Sunday, September 11, 2011

‘Game-changer' in evolution


An analysis of 2 million-year-old bones found in South Africa offers the most powerful case so far in identifying the transitional figure that came before modern humans, findings some are calling a potential game-changer in understanding evolution.
The bones are from Australopithecus sediba. The research places that pre-human branch of the evolutionary tree as the best candidate to be the ancestor of the human line, said Lee R Berger of the University of Witwatersrand in South Africa.
The bones, found in 2008 in the fossil-rich cave region of Malapa near Johannesburg, show a head-to-foot combination of features of Australopithecus and the human genus, Homo.
“It's as if evolution is caught in one vital moment, a stop-action snapshot of evolution in action,” said Richard Potts, of the Smithsonian Institution.

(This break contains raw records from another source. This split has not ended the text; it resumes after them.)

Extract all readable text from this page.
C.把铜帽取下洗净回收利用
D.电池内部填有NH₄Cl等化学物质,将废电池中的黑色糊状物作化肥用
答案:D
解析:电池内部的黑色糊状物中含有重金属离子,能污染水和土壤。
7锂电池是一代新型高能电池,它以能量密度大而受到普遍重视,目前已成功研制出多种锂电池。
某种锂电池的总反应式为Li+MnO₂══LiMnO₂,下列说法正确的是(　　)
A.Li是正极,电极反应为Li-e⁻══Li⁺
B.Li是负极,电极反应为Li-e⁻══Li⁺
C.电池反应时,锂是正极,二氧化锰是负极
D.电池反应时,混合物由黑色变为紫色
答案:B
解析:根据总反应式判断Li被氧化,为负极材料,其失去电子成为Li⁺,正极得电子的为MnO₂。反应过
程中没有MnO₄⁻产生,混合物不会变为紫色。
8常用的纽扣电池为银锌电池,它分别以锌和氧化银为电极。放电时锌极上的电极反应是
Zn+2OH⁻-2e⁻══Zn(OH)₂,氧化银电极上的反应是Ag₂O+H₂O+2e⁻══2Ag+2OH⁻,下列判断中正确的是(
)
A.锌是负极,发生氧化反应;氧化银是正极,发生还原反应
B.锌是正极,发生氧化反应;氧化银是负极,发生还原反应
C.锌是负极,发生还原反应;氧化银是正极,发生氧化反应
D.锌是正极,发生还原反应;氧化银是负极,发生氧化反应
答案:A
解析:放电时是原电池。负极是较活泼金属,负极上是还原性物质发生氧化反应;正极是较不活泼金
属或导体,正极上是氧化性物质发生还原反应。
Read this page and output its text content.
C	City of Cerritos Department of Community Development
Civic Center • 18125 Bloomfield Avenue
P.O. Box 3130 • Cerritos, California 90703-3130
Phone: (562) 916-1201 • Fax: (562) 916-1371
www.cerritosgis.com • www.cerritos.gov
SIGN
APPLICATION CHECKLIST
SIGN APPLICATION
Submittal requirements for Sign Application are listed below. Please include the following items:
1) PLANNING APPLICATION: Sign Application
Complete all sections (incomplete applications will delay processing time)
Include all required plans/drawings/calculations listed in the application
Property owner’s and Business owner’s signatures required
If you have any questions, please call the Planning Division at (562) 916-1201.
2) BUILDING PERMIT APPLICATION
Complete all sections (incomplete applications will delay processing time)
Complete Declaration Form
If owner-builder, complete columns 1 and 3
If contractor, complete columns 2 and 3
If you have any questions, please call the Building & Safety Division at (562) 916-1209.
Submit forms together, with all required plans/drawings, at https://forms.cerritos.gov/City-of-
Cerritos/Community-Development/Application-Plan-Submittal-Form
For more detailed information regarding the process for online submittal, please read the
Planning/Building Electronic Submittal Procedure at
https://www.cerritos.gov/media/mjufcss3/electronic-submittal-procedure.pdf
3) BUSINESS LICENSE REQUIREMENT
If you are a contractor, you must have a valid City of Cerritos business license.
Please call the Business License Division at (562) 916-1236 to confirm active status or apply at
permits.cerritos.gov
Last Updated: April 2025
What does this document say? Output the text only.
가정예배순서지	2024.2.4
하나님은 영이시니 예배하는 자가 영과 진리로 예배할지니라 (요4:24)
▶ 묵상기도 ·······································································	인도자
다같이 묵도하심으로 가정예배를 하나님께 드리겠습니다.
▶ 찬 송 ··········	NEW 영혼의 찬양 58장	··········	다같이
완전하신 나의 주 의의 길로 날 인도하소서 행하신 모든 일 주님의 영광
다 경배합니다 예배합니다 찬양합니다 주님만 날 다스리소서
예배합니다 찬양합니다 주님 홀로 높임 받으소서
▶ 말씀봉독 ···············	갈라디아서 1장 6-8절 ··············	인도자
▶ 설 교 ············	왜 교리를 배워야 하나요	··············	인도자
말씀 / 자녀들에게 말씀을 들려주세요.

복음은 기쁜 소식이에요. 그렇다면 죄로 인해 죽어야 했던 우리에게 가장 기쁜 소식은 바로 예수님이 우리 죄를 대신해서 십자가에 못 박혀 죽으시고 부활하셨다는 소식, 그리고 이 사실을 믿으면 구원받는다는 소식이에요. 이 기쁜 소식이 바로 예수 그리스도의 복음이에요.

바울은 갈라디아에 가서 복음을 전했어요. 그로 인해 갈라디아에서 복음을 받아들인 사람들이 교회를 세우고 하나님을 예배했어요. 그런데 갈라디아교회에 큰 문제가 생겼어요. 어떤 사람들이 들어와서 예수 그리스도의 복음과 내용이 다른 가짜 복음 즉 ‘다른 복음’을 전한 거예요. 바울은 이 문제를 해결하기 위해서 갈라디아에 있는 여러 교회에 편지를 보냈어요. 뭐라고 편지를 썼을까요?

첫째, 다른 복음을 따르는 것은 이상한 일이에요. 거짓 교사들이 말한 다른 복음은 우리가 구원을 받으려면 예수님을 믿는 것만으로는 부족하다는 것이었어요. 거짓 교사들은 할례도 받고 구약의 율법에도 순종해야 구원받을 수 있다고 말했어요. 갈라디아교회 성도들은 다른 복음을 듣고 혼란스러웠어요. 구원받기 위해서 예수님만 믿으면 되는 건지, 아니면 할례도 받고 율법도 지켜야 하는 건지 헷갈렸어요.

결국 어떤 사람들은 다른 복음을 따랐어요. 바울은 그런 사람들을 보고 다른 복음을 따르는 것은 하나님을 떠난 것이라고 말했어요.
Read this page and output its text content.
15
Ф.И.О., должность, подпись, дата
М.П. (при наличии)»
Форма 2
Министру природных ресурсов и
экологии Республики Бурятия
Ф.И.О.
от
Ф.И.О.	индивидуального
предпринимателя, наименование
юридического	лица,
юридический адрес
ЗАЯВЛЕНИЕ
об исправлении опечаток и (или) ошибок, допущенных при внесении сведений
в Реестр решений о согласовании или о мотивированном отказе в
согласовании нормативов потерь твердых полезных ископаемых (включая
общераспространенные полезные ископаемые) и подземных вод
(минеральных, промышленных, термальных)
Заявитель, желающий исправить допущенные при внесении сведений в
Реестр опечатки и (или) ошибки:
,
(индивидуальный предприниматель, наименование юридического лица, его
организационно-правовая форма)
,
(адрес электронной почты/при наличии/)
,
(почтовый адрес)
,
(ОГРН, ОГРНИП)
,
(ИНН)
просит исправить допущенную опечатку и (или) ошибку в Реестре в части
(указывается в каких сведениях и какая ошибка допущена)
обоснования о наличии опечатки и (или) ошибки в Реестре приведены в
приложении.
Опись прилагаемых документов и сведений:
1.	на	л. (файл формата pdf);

Scientists have long considered the Australopithecus family, which includes the famous fossil Lucy, to be a primitive candidate for a human ancestor. The new research establishes a creature that combines features of both groups. Mr. Berger said the brain, hand and foot have characteristics of both modern and early pre-human forms that show a transition under way. It represents a bona fide model that could lead to the genus Homo, he said. the brain of A sediba is small, like that of a chimpanzee, but with a configuration more human, particularly with an expansion behind and above the eyes.